Photo by Chris Peeters from Pexels

The data collected during the races of the F1 doesn’t just go to the cloud for storage. Analysts on the ground are constantly looking at it to help tweak and make critical decisions for that edge. In fact, the data plays a big role in the teams pitting and undercutting strategies in a race. The engineers are also using this data to help with their car design and tweaking between races. However, the F1 has a pretty good head start compared to other sports out there. They’ve been using data analytics in their sport for over a decade now and have been able to use it to help with performance. However, that isn’t the only way they use their data, they also use it to create new regulations that affect the whole game and the welfare of the drivers.

Machine Learning in Capitalising on Collected Data

“We don’t do magic.
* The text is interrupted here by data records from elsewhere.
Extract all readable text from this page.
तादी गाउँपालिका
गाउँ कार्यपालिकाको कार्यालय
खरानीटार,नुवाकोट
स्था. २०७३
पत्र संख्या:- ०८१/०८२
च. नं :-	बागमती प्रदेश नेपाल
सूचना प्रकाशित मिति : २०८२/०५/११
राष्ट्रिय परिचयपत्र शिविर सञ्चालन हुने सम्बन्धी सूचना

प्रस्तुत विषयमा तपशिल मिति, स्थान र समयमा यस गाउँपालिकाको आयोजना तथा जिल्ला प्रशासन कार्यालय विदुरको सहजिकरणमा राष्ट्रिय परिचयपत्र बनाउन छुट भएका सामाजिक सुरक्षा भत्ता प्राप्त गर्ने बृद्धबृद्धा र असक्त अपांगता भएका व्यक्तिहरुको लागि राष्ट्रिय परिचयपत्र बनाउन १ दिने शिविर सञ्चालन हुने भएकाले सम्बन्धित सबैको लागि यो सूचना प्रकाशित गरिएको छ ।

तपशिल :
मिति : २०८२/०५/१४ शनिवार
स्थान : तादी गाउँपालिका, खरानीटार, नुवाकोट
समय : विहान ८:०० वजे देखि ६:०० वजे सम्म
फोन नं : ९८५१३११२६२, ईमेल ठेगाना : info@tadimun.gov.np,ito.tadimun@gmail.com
We use technology to make decisions.”

Rob Smedley, Expert Technical Consultant, Formula 1

With the advent of machine learning in the past few years, the work of analysing the data has been made even easier. Using services like Amazon SageMaker, companies and teams are able to take advantage of the numerous data points in real time. Machine learning algorithms can churn out predictions and probabilities based on the collected data near instantaneously.
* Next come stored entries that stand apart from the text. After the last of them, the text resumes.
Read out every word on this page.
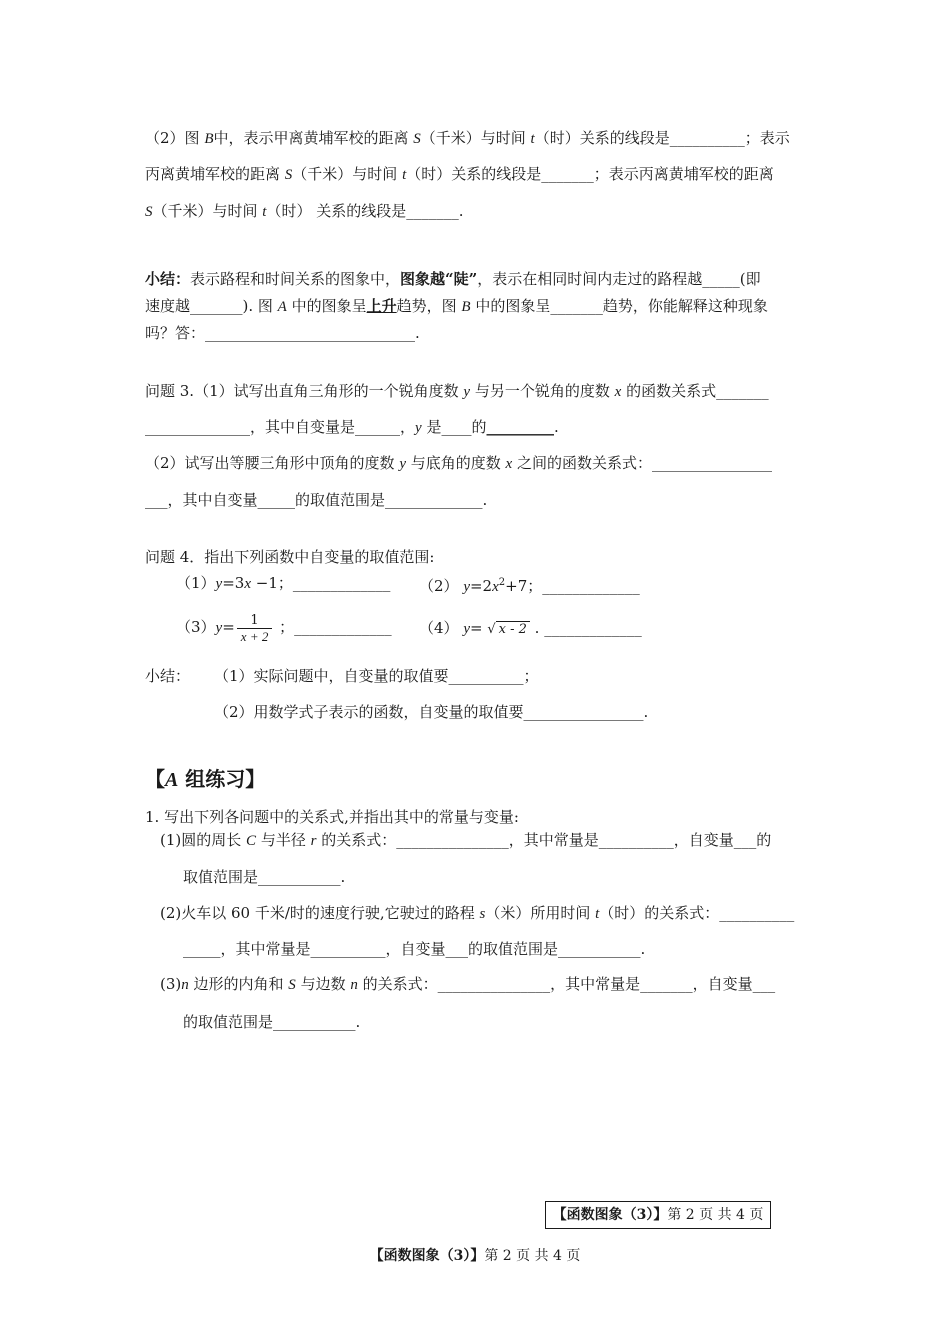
（2）图 B中，表示甲离黄埔军校的距离 S（千米）与时间 t（时）关系的线段是__________；表示
丙离黄埔军校的距离 S（千米）与时间 t（时）关系的线段是_______；表示丙离黄埔军校的距离
S（千米）与时间 t（时） 关系的线段是_______.
小结：表示路程和时间关系的图象中，图象越“陡”，表示在相同时间内走过的路程越_____(即
速度越_______). 图 A 中的图象呈上升趋势，图 B 中的图象呈_______趋势，你能解释这种现象
吗？答：____________________________.
问题 3.（1）试写出直角三角形的一个锐角度数 y 与另一个锐角的度数 x 的函数关系式_______
______________，其中自变量是______，y 是____的_________.
（2）试写出等腰三角形中顶角的度数 y 与底角的度数 x 之间的函数关系式：________________
___，其中自变量_____的取值范围是_____________.
问题 4．指出下列函数中自变量的取值范围:
（1）y=3x −1；_____________ （2） $y=2x^2+7$；_____________
$(3)y= \frac{1}{x + 2}$ ；_____________ （4） y= √ x - 2 . _____________
小结： （1）实际问题中，自变量的取值要__________；
（2）用数学式子表示的函数，自变量的取值要________________.
【A 组练习】
1. 写出下列各问题中的关系式,并指出其中的常量与变量:
(1)圆的周长 C 与半径 r 的关系式：_______________，其中常量是__________，自变量___的
取值范围是___________.
(2)火车以 60 千米/时的速度行驶,它驶过的路程 s（米）所用时间 t（时）的关系式：__________
_____，其中常量是__________，自变量___的取值范围是___________.
(3)n 边形的内角和 S 与边数 n 的关系式：_______________，其中常量是_______，自变量___
的取值范围是___________.
【函数图象（3）】第 2 页 共 4 页
【函数图象（3）】第 2 页 共 4 页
Image by Gerd Altmann from Pixabay

That said, the data generated by the machine learning algorithms is only half the picture. It informs the coaches and players of not only the probabilities and possibilities but also what could be done to help give the teams an edge over the competition. The decision making process on the pitch or track is no longer only a question of gut instinct, it’s about tempering and guiding the gut instinct with mathematics.

“The teams that are really embracing the new approach are going to win the championships”

Cris Collinsworth, Co-founder and CEO, Pro Football Focus. and Broadcaster for NBC Sports Sunday Night Football

We are at the crossroads of a change in sports paradigms. Coaches are beginning to accept that the data being processed by machine learning algorithms as guides for their game time decisions. The game is changing based on how teams are able to use and optimise machine learning to get the edge they need during game time.

Creating New Fan Experiences

That said, machine learning isn’t just giving the edge during game time. It’s also being used to create new fan experiences. Watching sports can become a pretty mundane experience for some. However, using machine learning and data analytics, broadcasters can create new experiences for fans to keep them more engaged.

Image by Gerd Altmann from Pixabay

In the United States, broadcasters have been experimenting using data lakes and machine learning to enhance the sports viewing experience. This isn’t just restricted to F1, NFL, NBA or the MLB. It’s across the board. These broadcasters are using machine learning to create overlays and explanations of complexities that help fans better understand the sport. In fact, with the amount of data they have at their fingertips, shout casters and commentators are able to see plays before they happen or even suggest some that would have led to a better outcome. These hints of information are also opening up the sports world to new audiences. It is also creating a more engaging experience for long time sports viewers and fans.

Given the amount of data being collected, it also comes as no surprise that broadcasters and even teams are looking into giving fans a better experience via a second screen. They are looking at what information would make sense and enhance the experience for viewers. Of course, raw data isn’t the answer but the data processed by machine learning algorithms are able to give a better understanding and appreciation to fans. In fact, they expect that it would engage a whole new type of viewer.

“You still need the human element”

Rob Smedley, Expert Technical Consultant, Formula 1

With all the emphasis on machine learning and data analytics, it would seem that sports will be reduced to 1s and 0s. However, as Rob Smedly highlighted, artificial intelligence and machine learning can never replace the driver or player. In fact, the thing that makes sports engaging is the human element in the game. It’s about how athletes are able to push boundaries of human performance and how we use the data to improve, not only the game, but also other aspects of human life.